Below you will find supplemental questions relating to the education and experience that is required and/or preferred for this position.  The intent of the supplemental questionnaire is to provide applicants with the opportunity to elaborate on the specific education/experience possessed, as it pertains to duties of the position.  

Please provide a full answer to every question and refrain from indicating "See Resume".  Answers received on the supplemental questionnaire must correspond to the information provided on the resume, including name of employer, dates of employment, and hours worked per week. Any employment that is listed on the supplemental questionnaire but not included in the resume will not be credited. 

Applications that do not include a completed supplemental questionnaire will be considered incomplete and may be subject to disapproval.


1

Are you licensed as a Psychologist from the Maryland Board of Examiners of Psychologists?  (If you respond Yes, please upload a copy with your application)

Yes No
2

If you answered Yes to question 1, please provide your license number and expiration date in the box below.  If No, please enter N/A in the box below.

3

Describe your experience conducting forensic evaluations or overseeing services to individuals within a criminal justice or court-ordered service delivery system of care. 

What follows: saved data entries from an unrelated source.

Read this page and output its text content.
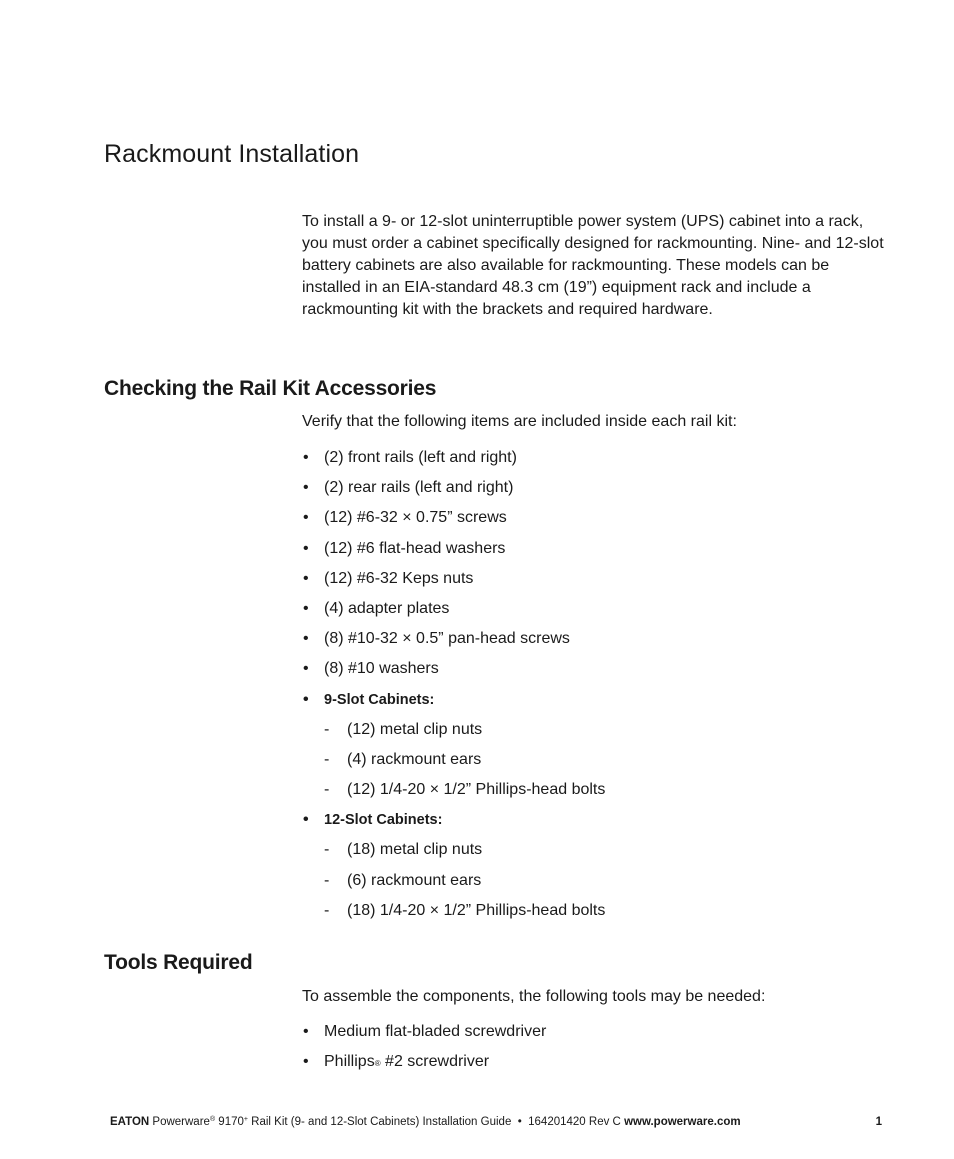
Rackmount Installation
To install a 9- or 12-slot uninterruptible power system (UPS) cabinet into a rack, you must order a cabinet specifically designed for rackmounting. Nine- and 12-slot battery cabinets are also available for rackmounting. These models can be installed in an EIA-standard 48.3 cm (19”) equipment rack and include a rackmounting kit with the brackets and required hardware.
Checking the Rail Kit Accessories
Verify that the following items are included inside each rail kit:
• (2) front rails (left and right)
• (2) rear rails (left and right)
• (12) #6-32 × 0.75” screws
• (12) #6 flat-head washers
• (12) #6-32 Keps nuts
• (4) adapter plates
• (8) #10-32 × 0.5” pan-head screws
• (8) #10 washers
• 9-Slot Cabinets:
- (12) metal clip nuts
- (4) rackmount ears
- (12) 1/4-20 × 1/2” Phillips-head bolts
• 12-Slot Cabinets:
- (18) metal clip nuts
- (6) rackmount ears
- (18) 1/4-20 × 1/2” Phillips-head bolts
Tools Required
To assemble the components, the following tools may be needed:
• Medium flat-bladed screwdriver
• Phillips® #2 screwdriver
EATON Powerware® 9170+ Rail Kit (9- and 12-Slot Cabinets) Installation Guide  •  164201420 Rev C www.powerware.com	1
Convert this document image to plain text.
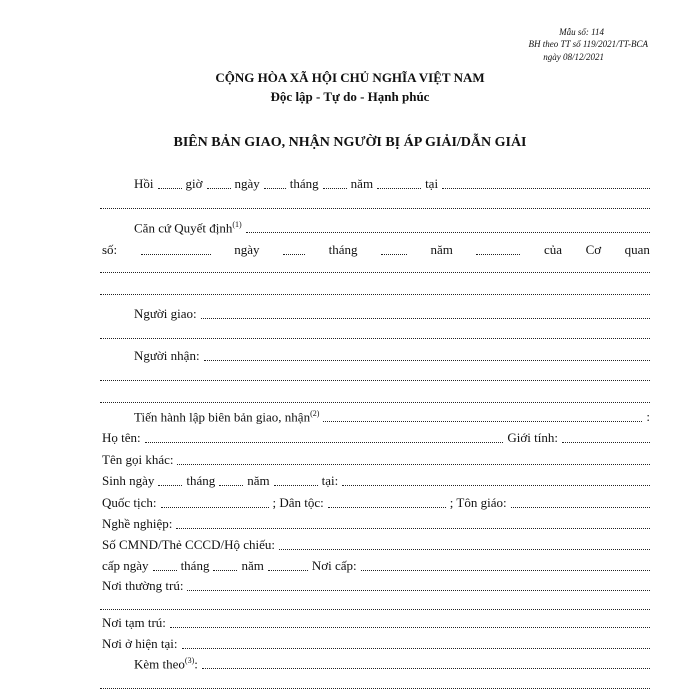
Mẫu số: 114
BH theo TT số 119/2021/TT-BCA
ngày 08/12/2021
CỘNG HÒA XÃ HỘI CHỦ NGHĨA VIỆT NAM
Độc lập - Tự do - Hạnh phúc
BIÊN BẢN GIAO, NHẬN NGƯỜI BỊ ÁP GIẢI/DẪN GIẢI
Hồi giờ ngày tháng năm	tại
Căn cứ Quyết định$^{(1)}$
số:	ngày	tháng	năm	của Cơ quan
Người giao:
Người nhận:
Tiến hành lập biên bản giao, nhận$^{(2)}$	:
Họ tên:	Giới tính:
Tên gọi khác:
Sinh ngày tháng năm	tại:
Quốc tịch:	; Dân tộc:	; Tôn giáo:
Nghề nghiệp:
Số CMND/Thẻ CCCD/Hộ chiếu:
cấp ngày tháng năm	Nơi cấp:
Nơi thường trú:
Nơi tạm trú:
Nơi ở hiện tại:
Kèm theo$^{(3)}$:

Please include name of employer, job title, dates of employment, and hours worked per week, this information must also be reflected in your application.  If you do not possess experience in this area, put N/A in the box below.

4

Describe your responsibility for development of protocols, policies or standard related to the service delivery system.

Please include name of employer, job title, dates of employment, and hours worked per week, this information must also be reflected in your application.  If you do not possess experience in this area, put N/A in the box below.

5

Describe your experience at the supervisory or managerial level.

Please include name of employer, job title, dates of employment, and hours worked per week. If you do not possess experience in this area, put N/A in the box below.